CNIL looked at the information and process a user goes through when setting up the account with Google. They found that the information provided by Google to the user is not easily accessible. Essential information, such as the purposes of the processing, data storage periods and the categories of personal data used for the ads personalization, are disseminated across several documents. Specifically, information is not clear enough for a user to understand that the legal basis of processing for the ads personalization is consent, and not the legitimate interest of Google.

Meanwhile, the processing operations are “massive and intrusive” because of the number of services offered (e.g. Google search, YouTube, Google home, Google maps, Playstore, Google pictures…), and the volume and the nature of the data processed and combined.

Lack of a legal basis

The GDPR requires a legal basis for processing. “Consent” is one of the possible legal bases and the GDPR significantly raised the bar for obtaining a valid consent.

The CNIL decided that the user’s consent is not validly obtained for two reasons. First, the consent is not sufficiently informed – a lack of transparency is fatal to obtaining a valid consent. Second, the collected consent is neither “specific” nor “unambiguous”. The user gives his or her consent for all processing operations together, whereas the GDPR requires that the consent is “specific” only if it is given distinctly for each purpose, i.e. a separate consent for each separate processing operation.

Google has said it will appeal the decision.

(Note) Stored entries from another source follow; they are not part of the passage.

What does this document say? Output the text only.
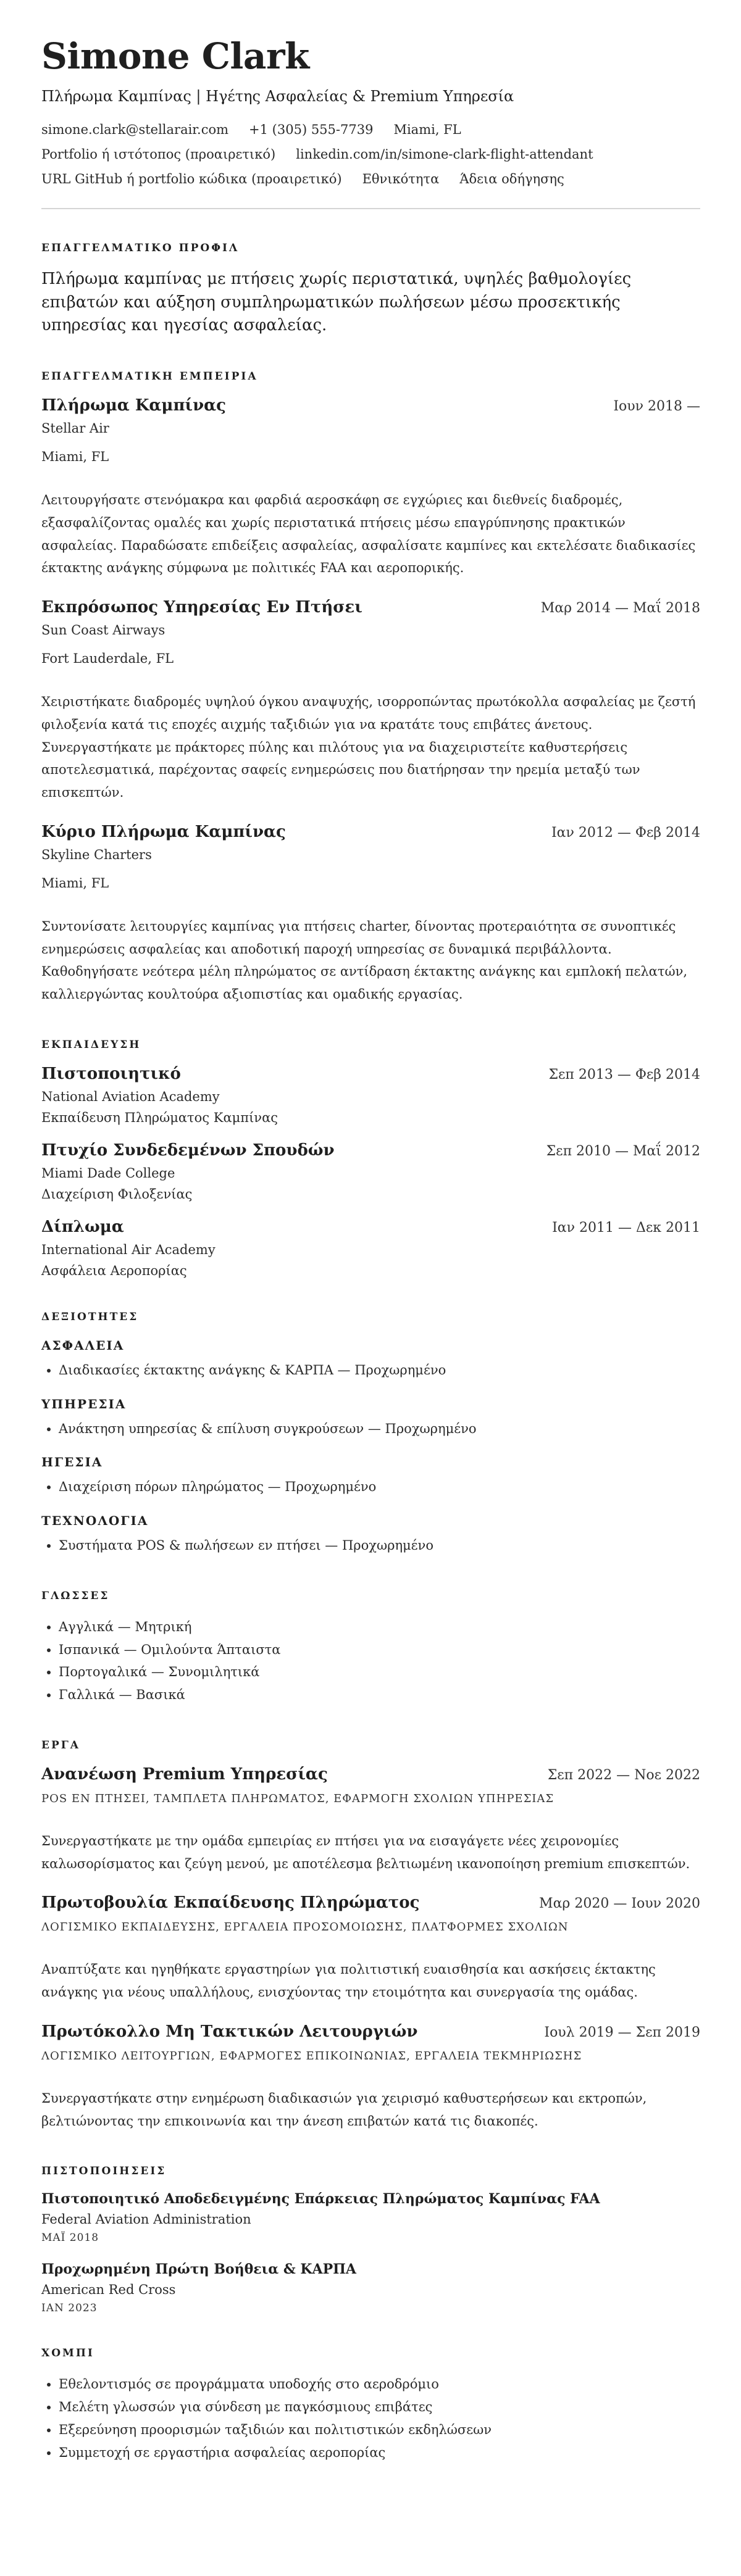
Simone Clark
Πλήρωμα Καμπίνας | Ηγέτης Ασφαλείας & Premium Υπηρεσία
simone.clark@stellarair.com +1 (305) 555-7739 Miami, FL
Portfolio ή ιστότοπος (προαιρετικό) linkedin.com/in/simone-clark-flight-attendant
URL GitHub ή portfolio κώδικα (προαιρετικό) Εθνικότητα Άδεια οδήγησης
ΕΠΑΓΓΕΛΜΑΤΙΚΟ ΠΡΟΦΙΛ

Πλήρωμα καμπίνας με πτήσεις χωρίς περιστατικά, υψηλές βαθμολογίες επιβατών και αύξηση συμπληρωματικών πωλήσεων μέσω προσεκτικής υπηρεσίας και ηγεσίας ασφαλείας.

ΕΠΑΓΓΕΛΜΑΤΙΚΗ ΕΜΠΕΙΡΙΑ
Πλήρωμα Καμπίνας	Ιουν 2018 —
Stellar Air
Miami, FL
Λειτουργήσατε στενόμακρα και φαρδιά αεροσκάφη σε εγχώριες και διεθνείς διαδρομές, εξασφαλίζοντας ομαλές και χωρίς περιστατικά πτήσεις μέσω επαγρύπνησης πρακτικών ασφαλείας. Παραδώσατε επιδείξεις ασφαλείας, ασφαλίσατε καμπίνες και εκτελέσατε διαδικασίες έκτακτης ανάγκης σύμφωνα με πολιτικές FAA και αεροπορικής.
Εκπρόσωπος Υπηρεσίας Εν Πτήσει	Μαρ 2014 — Μαΐ 2018
Sun Coast Airways
Fort Lauderdale, FL
Χειριστήκατε διαδρομές υψηλού όγκου αναψυχής, ισορροπώντας πρωτόκολλα ασφαλείας με ζεστή φιλοξενία κατά τις εποχές αιχμής ταξιδιών για να κρατάτε τους επιβάτες άνετους. Συνεργαστήκατε με πράκτορες πύλης και πιλότους για να διαχειριστείτε καθυστερήσεις αποτελεσματικά, παρέχοντας σαφείς ενημερώσεις που διατήρησαν την ηρεμία μεταξύ των επισκεπτών.
Κύριο Πλήρωμα Καμπίνας	Ιαν 2012 — Φεβ 2014
Skyline Charters
Miami, FL
Συντονίσατε λειτουργίες καμπίνας για πτήσεις charter, δίνοντας προτεραιότητα σε συνοπτικές ενημερώσεις ασφαλείας και αποδοτική παροχή υπηρεσίας σε δυναμικά περιβάλλοντα. Καθοδηγήσατε νεότερα μέλη πληρώματος σε αντίδραση έκτακτης ανάγκης και εμπλοκή πελατών, καλλιεργώντας κουλτούρα αξιοπιστίας και ομαδικής εργασίας.
ΕΚΠΑΙΔΕΥΣΗ
Πιστοποιητικό	Σεπ 2013 — Φεβ 2014
National Aviation Academy
Εκπαίδευση Πληρώματος Καμπίνας
Πτυχίο Συνδεδεμένων Σπουδών	Σεπ 2010 — Μαΐ 2012
Miami Dade College
Διαχείριση Φιλοξενίας
Δίπλωμα	Ιαν 2011 — Δεκ 2011
International Air Academy
Ασφάλεια Αεροπορίας
ΔΕΞΙΟΤΗΤΕΣ
ΑΣΦΑΛΕΙΑ
• Διαδικασίες έκτακτης ανάγκης & ΚΑΡΠΑ — Προχωρημένο
ΥΠΗΡΕΣΙΑ
• Ανάκτηση υπηρεσίας & επίλυση συγκρούσεων — Προχωρημένο
ΗΓΕΣΙΑ
• Διαχείριση πόρων πληρώματος — Προχωρημένο
ΤΕΧΝΟΛΟΓΙΑ
• Συστήματα POS & πωλήσεων εν πτήσει — Προχωρημένο
ΓΛΩΣΣΕΣ
• Αγγλικά — Μητρική
• Ισπανικά — Ομιλούντα Άπταιστα
• Πορτογαλικά — Συνομιλητικά
• Γαλλικά — Βασικά
ΕΡΓΑ
Ανανέωση Premium Υπηρεσίας	Σεπ 2022 — Νοε 2022
POS ΕΝ ΠΤΗΣΕΙ, ΤΑΜΠΛΕΤΑ ΠΛΗΡΩΜΑΤΟΣ, ΕΦΑΡΜΟΓΗ ΣΧΟΛΙΩΝ ΥΠΗΡΕΣΙΑΣ
Συνεργαστήκατε με την ομάδα εμπειρίας εν πτήσει για να εισαγάγετε νέες χειρονομίες καλωσορίσματος και ζεύγη μενού, με αποτέλεσμα βελτιωμένη ικανοποίηση premium επισκεπτών.
Πρωτοβουλία Εκπαίδευσης Πληρώματος	Μαρ 2020 — Ιουν 2020
ΛΟΓΙΣΜΙΚΟ ΕΚΠΑΙΔΕΥΣΗΣ, ΕΡΓΑΛΕΙΑ ΠΡΟΣΟΜΟΙΩΣΗΣ, ΠΛΑΤΦΟΡΜΕΣ ΣΧΟΛΙΩΝ
Αναπτύξατε και ηγηθήκατε εργαστηρίων για πολιτιστική ευαισθησία και ασκήσεις έκτακτης ανάγκης για νέους υπαλλήλους, ενισχύοντας την ετοιμότητα και συνεργασία της ομάδας.
Πρωτόκολλο Μη Τακτικών Λειτουργιών	Ιουλ 2019 — Σεπ 2019
ΛΟΓΙΣΜΙΚΟ ΛΕΙΤΟΥΡΓΙΩΝ, ΕΦΑΡΜΟΓΕΣ ΕΠΙΚΟΙΝΩΝΙΑΣ, ΕΡΓΑΛΕΙΑ ΤΕΚΜΗΡΙΩΣΗΣ
Συνεργαστήκατε στην ενημέρωση διαδικασιών για χειρισμό καθυστερήσεων και εκτροπών, βελτιώνοντας την επικοινωνία και την άνεση επιβατών κατά τις διακοπές.
ΠΙΣΤΟΠΟΙΗΣΕΙΣ
Πιστοποιητικό Αποδεδειγμένης Επάρκειας Πληρώματος Καμπίνας FAA
Federal Aviation Administration
ΜΑΪ 2018
Προχωρημένη Πρώτη Βοήθεια & ΚΑΡΠΑ
American Red Cross
ΙΑΝ 2023
ΧΟΜΠΙ
• Εθελοντισμός σε προγράμματα υποδοχής στο αεροδρόμιο
• Μελέτη γλωσσών για σύνδεση με παγκόσμιους επιβάτες
• Εξερεύνηση προορισμών ταξιδιών και πολιτιστικών εκδηλώσεων
• Συμμετοχή σε εργαστήρια ασφαλείας αεροπορίας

The case highlights the imperative of, as well as the difficulties in, obtaining a valid consent especially in the complex and mystifying world of targeted advertising where presentation of transparent intelligible information to a user in order to inform consent is challenging. Where the use of data is based on consent, it is necessary to continuously review and improve the content and presentation of privacy information to ensure that it meets the transparency requirement.